Na última semana, duas declarações desastradas, com alvos diferentes, erodiram ainda mais a relação de Marchezan com setores fundamentais para a viabilidade de seu governo. Embora não seja recente, a fala em congresso do MBL dizendo que “parlamentar é cagão” pegou muito mal junto aos vereadores, ao ponto de aliados assinarem requerimento para que o prefeito esclareça, no plenário da Câmara Municipal, o que quis dizer. E a população em geral (incluindo muitos eleitores de Marchezan) não recebeu bem a postagem em redes sociais, feita em Paris, sobre colocar carregadores de celular nas paradas de ônibus – uma ideia que não é ruim em si mesma, mas quase ofensiva numa realidade de arrastões em pontos de embarque e de terminais, como o Triângulo, em péssimas condições de conservação.

Um dos pontos mais bem sucedidos da campanha que elegeu Marchezan foi a imagem de político jovem, incisivo e, acima de tudo, dinâmico. Enquanto os concorrentes faziam falas estáticas em estúdios, ou gravavam todas as suas intervenções em áreas centrais da cidade, Marchezan aparecia sempre em movimento, dentro dos cenários que mencionava, da Restinga à Cidade Baixa, no Quarto Distrito e na Vila Mário Quintana.

 

Era a imagem de um homem que andava pela cidade, que a conhecia e, portanto, sabia como agir a respeito. E essa imagem vem sendo derrubada pelo próprio Marchezan, que não consegue melhorar a situação de abandono da cidade

 

Com essa sensação de paralisia, e com elogios a tomadas para celular em pontos de ônibus caindo aos pedaços, o prefeito dá sinal contrário ao desejado: o de alguém que não conhece a cidade, não enxerga seus problemas e está distante de solucioná-los.

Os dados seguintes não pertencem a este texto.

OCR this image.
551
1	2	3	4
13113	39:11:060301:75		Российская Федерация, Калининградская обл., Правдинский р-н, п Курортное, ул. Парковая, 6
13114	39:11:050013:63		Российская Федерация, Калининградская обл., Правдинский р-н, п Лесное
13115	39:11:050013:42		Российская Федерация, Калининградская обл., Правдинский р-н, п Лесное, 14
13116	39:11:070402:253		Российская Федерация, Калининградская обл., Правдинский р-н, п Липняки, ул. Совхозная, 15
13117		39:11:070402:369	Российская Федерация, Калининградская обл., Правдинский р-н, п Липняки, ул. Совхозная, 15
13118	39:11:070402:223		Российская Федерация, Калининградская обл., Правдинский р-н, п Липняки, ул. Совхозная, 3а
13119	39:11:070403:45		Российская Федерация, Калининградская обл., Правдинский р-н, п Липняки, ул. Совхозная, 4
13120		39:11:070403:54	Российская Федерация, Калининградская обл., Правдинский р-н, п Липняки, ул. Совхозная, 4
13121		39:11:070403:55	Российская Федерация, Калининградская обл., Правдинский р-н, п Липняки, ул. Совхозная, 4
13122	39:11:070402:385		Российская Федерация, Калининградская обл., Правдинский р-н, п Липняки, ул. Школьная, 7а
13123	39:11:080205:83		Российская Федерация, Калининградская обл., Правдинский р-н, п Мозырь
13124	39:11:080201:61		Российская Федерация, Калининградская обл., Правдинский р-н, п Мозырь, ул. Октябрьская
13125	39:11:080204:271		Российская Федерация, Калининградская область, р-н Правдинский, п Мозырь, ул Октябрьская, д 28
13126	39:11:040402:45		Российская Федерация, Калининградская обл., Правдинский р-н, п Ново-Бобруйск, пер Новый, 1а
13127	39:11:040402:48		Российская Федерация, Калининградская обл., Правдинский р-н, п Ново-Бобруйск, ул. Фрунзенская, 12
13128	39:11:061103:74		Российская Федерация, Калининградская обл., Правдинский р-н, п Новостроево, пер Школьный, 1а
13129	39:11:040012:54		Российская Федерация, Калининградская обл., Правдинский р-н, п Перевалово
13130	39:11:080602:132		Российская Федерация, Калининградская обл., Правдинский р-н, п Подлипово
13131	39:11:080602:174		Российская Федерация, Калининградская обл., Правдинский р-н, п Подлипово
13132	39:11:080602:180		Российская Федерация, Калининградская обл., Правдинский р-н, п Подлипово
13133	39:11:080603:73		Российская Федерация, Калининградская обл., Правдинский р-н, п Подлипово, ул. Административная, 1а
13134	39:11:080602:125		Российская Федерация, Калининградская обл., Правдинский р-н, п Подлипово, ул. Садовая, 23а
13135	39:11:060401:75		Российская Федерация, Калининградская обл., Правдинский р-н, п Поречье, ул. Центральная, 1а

A fala sobre políticos cagões pode ter arrancado aplausos dos jovens moralistas e superficiais do MBL, mas não poderia vir em pior hora para quem está cada vez mais ausente de aliados institucionais. Partidos aliados, como o PP, não mais se constrangem em votar contra os interesses do prefeito. Ex-líder de governo e pessoa influente dentro da Câmara, Claudio Janta acaba de chamar Marchezan de “bunda-mole” – sinal tanto da degradação de relações entre Executivo e Legislativo, quanto da disposição crescente de enfrentar de forma direta a postura do prefeito.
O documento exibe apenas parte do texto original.